3 strips of thick cut bacon, cut into one inch pieces.
5 pound bag of potatoes, peeled and cut into 1/4 inch cubes
1 pound bag of carrots, peeled and cut into 1/4 inch coins
3 large onions, coursely chopped.
Whatever seasonings you like.  I used Canadian Steak Seasoning (dried garlic, coarse salt, and coarse pepper) and some Essence
1 to 2 pounds of venison roast, cleaned of connective tissue and cut in to 1/4 to 1/2 inch cubes.
1 cup of seasoned flour
2 12 ounce bottles of your favorite beer.  I used a nice wheat beer for this batch, but anything that’s not flavored with fruit will work.

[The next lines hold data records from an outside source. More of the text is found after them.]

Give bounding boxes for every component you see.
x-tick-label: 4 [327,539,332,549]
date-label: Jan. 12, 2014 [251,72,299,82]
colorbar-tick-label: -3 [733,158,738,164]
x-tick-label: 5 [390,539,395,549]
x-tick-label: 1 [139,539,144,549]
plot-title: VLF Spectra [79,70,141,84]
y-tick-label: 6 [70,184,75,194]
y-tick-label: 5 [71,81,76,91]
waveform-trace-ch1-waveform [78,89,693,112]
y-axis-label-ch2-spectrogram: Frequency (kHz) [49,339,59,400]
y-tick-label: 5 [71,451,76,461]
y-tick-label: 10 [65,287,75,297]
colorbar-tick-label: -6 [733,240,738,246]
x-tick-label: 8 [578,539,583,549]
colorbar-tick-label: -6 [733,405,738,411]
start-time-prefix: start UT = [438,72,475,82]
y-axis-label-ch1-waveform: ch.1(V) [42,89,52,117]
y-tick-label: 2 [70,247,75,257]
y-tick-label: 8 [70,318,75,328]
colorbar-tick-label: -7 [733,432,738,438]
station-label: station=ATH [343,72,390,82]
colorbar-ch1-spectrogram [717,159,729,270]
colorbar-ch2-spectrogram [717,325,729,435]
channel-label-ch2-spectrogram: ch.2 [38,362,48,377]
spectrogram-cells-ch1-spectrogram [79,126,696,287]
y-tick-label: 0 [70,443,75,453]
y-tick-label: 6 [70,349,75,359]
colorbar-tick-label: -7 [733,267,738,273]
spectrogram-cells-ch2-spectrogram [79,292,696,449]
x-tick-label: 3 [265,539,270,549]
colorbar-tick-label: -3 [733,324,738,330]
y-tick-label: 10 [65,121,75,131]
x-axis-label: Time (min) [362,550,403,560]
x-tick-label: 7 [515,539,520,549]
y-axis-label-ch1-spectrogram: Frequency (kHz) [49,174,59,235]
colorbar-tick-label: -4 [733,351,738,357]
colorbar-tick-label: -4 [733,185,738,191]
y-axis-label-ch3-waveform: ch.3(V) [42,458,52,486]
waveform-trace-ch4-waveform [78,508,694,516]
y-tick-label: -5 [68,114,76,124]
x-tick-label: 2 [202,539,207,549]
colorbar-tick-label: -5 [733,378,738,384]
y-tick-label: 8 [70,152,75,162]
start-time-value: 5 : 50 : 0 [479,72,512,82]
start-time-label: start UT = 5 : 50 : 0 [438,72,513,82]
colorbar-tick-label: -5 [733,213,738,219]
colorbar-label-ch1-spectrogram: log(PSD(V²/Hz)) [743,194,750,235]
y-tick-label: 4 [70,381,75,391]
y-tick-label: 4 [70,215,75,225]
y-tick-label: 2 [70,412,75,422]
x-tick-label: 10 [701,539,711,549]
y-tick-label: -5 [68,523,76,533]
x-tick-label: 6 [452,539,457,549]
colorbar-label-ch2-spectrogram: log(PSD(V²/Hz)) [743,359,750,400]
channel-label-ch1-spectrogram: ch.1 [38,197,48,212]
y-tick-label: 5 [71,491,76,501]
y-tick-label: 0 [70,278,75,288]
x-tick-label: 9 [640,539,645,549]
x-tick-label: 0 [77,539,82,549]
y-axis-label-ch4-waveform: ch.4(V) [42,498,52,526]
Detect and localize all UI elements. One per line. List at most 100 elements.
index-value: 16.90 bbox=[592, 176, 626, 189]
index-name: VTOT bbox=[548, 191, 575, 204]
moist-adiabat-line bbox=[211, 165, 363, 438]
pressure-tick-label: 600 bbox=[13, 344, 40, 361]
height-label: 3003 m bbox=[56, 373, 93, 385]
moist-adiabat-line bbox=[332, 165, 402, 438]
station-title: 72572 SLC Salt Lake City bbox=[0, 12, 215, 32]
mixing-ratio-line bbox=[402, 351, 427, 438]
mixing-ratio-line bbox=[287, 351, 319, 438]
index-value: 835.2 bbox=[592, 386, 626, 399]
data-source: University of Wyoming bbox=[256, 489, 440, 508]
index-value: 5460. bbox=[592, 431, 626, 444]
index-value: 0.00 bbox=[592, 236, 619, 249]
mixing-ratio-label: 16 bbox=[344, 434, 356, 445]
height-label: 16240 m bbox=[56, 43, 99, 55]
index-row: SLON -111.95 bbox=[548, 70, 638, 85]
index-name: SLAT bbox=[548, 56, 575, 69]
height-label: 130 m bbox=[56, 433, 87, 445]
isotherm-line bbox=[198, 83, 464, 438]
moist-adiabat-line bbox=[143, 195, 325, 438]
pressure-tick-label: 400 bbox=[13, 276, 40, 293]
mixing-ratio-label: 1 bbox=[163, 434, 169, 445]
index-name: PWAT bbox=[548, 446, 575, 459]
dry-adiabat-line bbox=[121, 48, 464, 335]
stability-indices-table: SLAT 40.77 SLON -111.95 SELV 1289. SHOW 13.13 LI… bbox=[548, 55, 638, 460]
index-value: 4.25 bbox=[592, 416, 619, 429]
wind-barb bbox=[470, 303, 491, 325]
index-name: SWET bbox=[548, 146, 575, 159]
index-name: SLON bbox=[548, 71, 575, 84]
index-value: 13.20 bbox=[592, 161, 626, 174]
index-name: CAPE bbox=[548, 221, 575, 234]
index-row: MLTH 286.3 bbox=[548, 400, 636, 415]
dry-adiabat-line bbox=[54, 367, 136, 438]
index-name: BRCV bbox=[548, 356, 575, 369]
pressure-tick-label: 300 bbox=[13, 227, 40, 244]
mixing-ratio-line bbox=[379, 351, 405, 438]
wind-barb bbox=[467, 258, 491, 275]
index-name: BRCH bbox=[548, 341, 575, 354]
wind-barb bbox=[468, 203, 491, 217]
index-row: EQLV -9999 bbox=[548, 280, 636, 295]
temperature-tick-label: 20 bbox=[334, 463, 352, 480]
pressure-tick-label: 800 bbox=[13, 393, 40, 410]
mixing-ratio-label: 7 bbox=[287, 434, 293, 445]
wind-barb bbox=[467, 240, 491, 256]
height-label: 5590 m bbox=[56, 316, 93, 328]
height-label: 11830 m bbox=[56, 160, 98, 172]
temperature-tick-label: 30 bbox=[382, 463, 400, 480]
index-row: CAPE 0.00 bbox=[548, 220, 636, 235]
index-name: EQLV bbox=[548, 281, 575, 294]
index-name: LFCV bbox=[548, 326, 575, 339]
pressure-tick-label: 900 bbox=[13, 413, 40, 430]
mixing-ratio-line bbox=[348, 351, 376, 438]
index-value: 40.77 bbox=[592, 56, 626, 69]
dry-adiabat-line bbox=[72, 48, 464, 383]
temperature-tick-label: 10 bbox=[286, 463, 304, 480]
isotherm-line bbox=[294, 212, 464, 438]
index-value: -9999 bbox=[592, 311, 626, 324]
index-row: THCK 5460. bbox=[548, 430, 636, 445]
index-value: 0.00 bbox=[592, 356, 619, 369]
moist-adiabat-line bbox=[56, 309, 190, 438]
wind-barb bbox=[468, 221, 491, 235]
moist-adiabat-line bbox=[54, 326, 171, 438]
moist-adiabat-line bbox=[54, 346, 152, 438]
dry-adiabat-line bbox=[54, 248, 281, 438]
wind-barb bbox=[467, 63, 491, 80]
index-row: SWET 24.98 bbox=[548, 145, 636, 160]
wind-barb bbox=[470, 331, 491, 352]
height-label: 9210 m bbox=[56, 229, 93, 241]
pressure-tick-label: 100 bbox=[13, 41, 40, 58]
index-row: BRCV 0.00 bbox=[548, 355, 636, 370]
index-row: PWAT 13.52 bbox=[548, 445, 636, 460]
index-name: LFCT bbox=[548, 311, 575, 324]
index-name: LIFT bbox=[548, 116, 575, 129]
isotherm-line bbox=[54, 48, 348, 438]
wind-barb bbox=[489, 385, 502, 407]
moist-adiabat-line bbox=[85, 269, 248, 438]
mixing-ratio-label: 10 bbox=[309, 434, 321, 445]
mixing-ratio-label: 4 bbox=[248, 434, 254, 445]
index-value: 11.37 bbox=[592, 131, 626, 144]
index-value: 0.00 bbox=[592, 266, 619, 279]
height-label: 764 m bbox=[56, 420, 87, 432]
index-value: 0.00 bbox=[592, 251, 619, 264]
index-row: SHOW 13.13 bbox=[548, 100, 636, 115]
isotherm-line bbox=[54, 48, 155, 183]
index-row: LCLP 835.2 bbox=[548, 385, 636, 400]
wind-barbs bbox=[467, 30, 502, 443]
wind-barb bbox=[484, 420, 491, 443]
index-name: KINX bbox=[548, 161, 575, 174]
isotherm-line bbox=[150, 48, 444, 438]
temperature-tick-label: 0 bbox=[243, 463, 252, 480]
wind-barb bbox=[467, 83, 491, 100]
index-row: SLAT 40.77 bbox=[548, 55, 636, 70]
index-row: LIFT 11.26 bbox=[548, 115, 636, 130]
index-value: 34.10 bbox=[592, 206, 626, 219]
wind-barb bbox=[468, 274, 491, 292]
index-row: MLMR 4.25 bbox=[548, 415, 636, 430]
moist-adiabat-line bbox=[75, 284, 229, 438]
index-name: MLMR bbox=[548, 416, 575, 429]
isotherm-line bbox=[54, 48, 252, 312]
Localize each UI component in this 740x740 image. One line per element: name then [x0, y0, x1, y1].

Open both beers.  Enjoy one while you cook, but set the other one aside for the moment.

Parboil the potatoes.   Drain when they are almost fork tender and set them aside.

In a large soup kettle, fry the bacon until it is just about cooked crisp and most of the grease is out of it.  Add your onions and fry them until they start to become transparent. Season to taste.

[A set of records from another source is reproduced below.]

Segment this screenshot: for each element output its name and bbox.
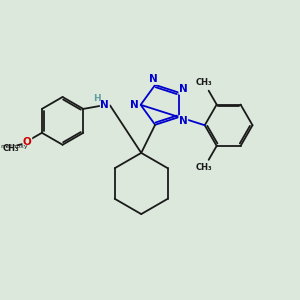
Text: N: N bbox=[130, 100, 139, 110]
Text: methoxy: methoxy bbox=[0, 144, 28, 149]
Text: O: O bbox=[23, 136, 32, 147]
Text: N: N bbox=[149, 74, 158, 84]
Text: H: H bbox=[93, 94, 101, 103]
Text: N: N bbox=[179, 84, 188, 94]
Text: CH₃: CH₃ bbox=[196, 78, 212, 87]
Text: CH₃: CH₃ bbox=[3, 144, 20, 153]
Text: CH₃: CH₃ bbox=[196, 164, 212, 172]
Text: N: N bbox=[179, 116, 188, 126]
Text: N: N bbox=[100, 100, 109, 110]
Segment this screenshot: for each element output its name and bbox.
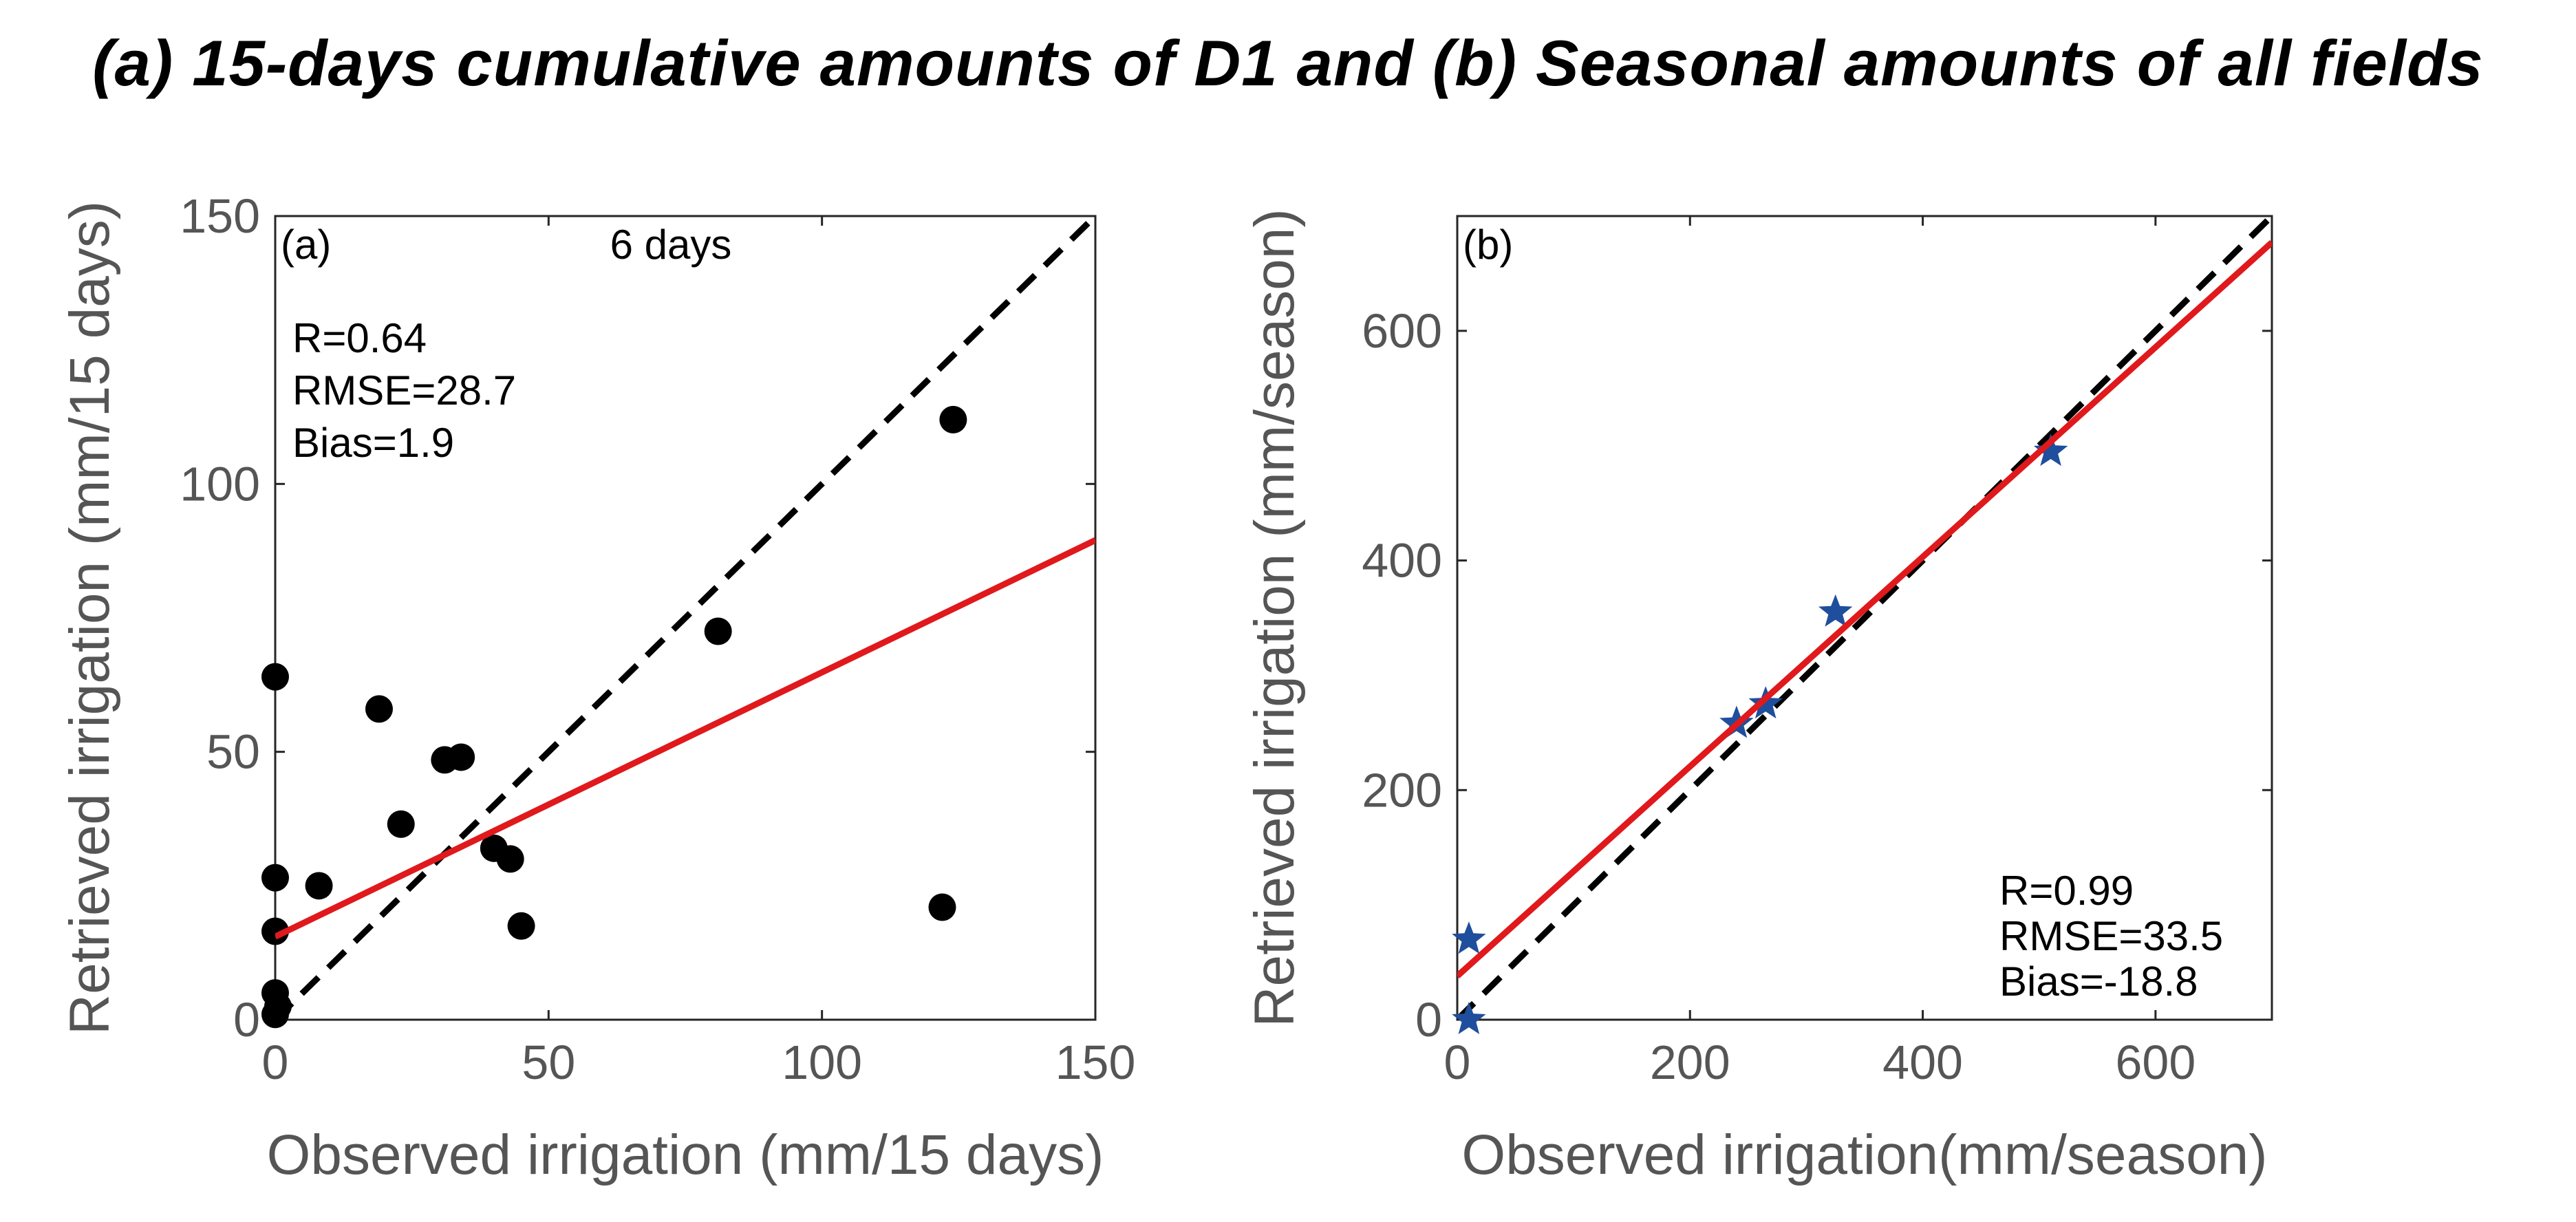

Put the venison in a container that has a lid.  Pour in the seasoned flour, put the lid on the container securely, and shake the flour and venison for a minute or so.  Dump the flour and meat into the soup kettle with the onions, and scrape as much of the flour that sticks to the sides and bottom of the container into the kettle as you can.

Brown the meat in the bacon grease and onions.  A lot of the flour will stick to the bottom of the kettle, but scrape it off as much as you can.  Do not let it scorch.  Adjust heat as necessary.

Once meat is browned, pour in the beer you aren’t drinking and use it to dissolve the flour that’s sticking to the bottom of the pan. Add the potatoes and carrots, then add cold water until there is about an inch of water above all of the ingredients.

Bring to a boil over medium heat, then reduce heat and simmer for about 20 to 25 minutes, stirring often.  Taste the stew and season as needed.  The seasoned flour will have quite a bit of salt in it, so go easy on what you add.

Once the stew starts to thicken, shut off heat, cover with lid to the kettle, and let set for five to ten minutes.  The stew will thicken a bit more as it sets.

Goes well with biscuits or fresh bread and another cold beer.  Feeds a small army.

3 Comments

  1. Frank

     /  June 25, 2013

    Slobber.
    The beers remind me a bit of Alton Brown’s Chili recipe- it calls for a whole beer, plus a tablespoon or so. Can’t let the rest go to waste.
    Guess what I’m making tonight?

  2. Thanks. I wanted to make something that would stick to our ribs, and this certainly fit the bill. Some of the people who ate it remarked that a thick stew isn’t exactly summer fare, and I can see their point. By the time I was done eating, I was sweating buckets. I’ll have to make it again in the fall.

  3. Frank

     /  June 25, 2013

    Hmmmm…sweating buckets.
    I might just add some red chili flakes.